A plausible implication is that further research into adaptive, domain-general clustering with error and cost guarantees could extend these gains, especially in online learning and streaming contexts.

7. Reference Implementations and Empirical Benchmarks

Reference implementations span popular packages (SciPy/Scikit-learn for graph clustering (Thirion et al., 2015), PyTorch hooks for memory-efficient DKM (Cho et al., 2023), hardware microkernel enhancements for BNNs (Silfa et al., 2022)) and open-source releases for LLM clustering pipelines and codebook methods (Liao et al., 17 Mar 2025, Bohdal et al., 24 Jan 2026).

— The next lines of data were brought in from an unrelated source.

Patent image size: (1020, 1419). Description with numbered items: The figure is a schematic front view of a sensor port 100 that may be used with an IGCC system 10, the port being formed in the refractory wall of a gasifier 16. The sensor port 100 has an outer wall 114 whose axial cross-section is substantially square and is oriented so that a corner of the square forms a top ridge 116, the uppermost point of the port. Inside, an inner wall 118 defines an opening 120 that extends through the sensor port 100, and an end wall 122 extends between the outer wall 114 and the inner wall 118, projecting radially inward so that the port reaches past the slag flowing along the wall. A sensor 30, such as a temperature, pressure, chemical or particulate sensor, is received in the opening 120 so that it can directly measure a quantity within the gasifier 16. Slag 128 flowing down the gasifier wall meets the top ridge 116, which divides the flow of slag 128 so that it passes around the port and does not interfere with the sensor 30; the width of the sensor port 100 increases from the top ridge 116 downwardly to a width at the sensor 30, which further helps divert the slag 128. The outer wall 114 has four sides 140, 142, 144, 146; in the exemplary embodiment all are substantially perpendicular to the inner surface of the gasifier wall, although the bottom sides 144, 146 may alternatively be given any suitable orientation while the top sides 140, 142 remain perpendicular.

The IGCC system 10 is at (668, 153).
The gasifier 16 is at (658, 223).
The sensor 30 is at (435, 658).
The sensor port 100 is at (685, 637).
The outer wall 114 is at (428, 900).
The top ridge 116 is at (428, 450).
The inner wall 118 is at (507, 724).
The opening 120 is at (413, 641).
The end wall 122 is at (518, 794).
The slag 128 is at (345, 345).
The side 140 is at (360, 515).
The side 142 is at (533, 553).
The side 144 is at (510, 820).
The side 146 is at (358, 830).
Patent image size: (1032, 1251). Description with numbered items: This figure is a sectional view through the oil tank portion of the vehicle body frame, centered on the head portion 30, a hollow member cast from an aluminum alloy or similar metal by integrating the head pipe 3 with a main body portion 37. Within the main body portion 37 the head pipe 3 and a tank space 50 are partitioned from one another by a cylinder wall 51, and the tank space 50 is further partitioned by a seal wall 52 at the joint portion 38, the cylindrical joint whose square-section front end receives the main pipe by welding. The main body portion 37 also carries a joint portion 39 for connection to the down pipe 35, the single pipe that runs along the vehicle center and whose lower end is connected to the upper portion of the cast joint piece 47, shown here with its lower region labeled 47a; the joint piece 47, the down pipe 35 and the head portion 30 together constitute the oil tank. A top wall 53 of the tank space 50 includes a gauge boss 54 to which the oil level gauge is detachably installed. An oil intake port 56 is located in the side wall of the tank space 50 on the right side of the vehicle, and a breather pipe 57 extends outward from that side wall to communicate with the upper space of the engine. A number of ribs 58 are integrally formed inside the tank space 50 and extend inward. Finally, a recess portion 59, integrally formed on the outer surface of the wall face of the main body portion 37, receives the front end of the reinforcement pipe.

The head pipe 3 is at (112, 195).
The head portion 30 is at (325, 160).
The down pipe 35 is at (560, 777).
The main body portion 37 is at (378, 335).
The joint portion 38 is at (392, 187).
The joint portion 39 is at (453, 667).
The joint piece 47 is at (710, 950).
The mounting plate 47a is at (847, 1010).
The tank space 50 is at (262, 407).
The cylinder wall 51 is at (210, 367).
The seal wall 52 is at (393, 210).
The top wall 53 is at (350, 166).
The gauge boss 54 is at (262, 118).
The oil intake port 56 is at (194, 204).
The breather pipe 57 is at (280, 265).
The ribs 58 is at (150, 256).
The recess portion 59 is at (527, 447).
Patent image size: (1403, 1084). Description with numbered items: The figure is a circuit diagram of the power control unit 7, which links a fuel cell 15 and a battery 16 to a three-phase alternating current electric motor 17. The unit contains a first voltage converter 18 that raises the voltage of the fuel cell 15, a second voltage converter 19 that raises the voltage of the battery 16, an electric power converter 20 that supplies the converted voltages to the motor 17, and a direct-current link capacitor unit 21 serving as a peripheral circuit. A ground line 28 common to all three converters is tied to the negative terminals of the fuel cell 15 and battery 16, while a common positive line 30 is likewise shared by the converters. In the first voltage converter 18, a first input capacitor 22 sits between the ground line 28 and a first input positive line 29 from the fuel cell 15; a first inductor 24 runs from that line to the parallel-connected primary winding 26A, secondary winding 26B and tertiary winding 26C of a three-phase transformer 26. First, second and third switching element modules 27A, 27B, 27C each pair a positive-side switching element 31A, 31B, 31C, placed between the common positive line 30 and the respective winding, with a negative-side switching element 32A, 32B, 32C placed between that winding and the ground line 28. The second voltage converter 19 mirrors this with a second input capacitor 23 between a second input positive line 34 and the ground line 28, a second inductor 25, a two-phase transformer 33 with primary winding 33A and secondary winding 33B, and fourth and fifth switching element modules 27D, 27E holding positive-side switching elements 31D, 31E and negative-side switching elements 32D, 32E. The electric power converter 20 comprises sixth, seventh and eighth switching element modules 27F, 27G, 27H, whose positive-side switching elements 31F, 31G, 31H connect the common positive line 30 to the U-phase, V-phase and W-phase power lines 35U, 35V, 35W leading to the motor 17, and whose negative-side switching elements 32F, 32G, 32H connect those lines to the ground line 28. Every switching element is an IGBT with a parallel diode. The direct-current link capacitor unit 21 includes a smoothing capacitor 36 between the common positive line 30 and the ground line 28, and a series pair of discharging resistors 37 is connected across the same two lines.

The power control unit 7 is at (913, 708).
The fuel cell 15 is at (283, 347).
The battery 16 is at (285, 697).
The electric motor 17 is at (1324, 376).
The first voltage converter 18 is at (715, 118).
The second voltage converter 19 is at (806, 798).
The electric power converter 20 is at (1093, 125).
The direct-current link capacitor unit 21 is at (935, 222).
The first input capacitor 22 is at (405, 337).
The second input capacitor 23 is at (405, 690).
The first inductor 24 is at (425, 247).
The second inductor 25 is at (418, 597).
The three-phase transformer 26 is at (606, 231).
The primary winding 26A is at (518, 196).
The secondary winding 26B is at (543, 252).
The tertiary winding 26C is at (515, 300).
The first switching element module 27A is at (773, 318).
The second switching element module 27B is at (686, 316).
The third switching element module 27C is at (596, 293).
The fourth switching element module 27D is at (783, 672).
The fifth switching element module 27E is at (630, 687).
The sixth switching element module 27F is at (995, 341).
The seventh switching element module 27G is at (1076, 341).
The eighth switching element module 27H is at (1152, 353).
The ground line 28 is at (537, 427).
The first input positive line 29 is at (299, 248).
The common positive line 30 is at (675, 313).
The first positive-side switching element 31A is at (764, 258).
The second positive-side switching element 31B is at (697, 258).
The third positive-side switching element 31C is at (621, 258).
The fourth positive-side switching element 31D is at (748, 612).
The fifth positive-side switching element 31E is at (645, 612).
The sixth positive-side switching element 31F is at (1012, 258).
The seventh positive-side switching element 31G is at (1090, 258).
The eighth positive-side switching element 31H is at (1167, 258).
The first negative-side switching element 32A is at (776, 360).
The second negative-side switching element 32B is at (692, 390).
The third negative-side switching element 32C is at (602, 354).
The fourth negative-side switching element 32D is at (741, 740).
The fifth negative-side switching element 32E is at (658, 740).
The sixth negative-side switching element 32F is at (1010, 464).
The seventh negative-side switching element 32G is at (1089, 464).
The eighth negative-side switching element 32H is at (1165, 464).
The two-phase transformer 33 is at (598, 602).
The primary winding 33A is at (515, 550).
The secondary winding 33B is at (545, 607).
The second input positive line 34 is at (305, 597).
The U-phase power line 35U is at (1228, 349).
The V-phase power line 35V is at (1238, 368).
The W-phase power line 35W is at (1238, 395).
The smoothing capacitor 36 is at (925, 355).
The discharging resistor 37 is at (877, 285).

Empirical benchmarks demonstrate end-to-end speedups (up to $20\times$ for ICA on large-scale datasets (Thirion et al., 2015)), parameter reductions ( $80\times$ in MetaCluster (Raffel et al., 21 Oct 2025)), and real-world deployment viability on edge/mobile hardware. Compression strategies are tailored and validated on datasets including LaMP (personalized memory tasks), OASIS and HCP fMRI (medical imaging), WikiText-103 and GLUE (LLMs), C4/MMLU (Zero-shot reasoning), and ImageNet (BNNs).

In summary, clustering-based memory compression is a unifying technical framework for reducing model and data memory costs, with empirical superiority and strong theoretical support across domains ranging from structured images to transformers and database systems.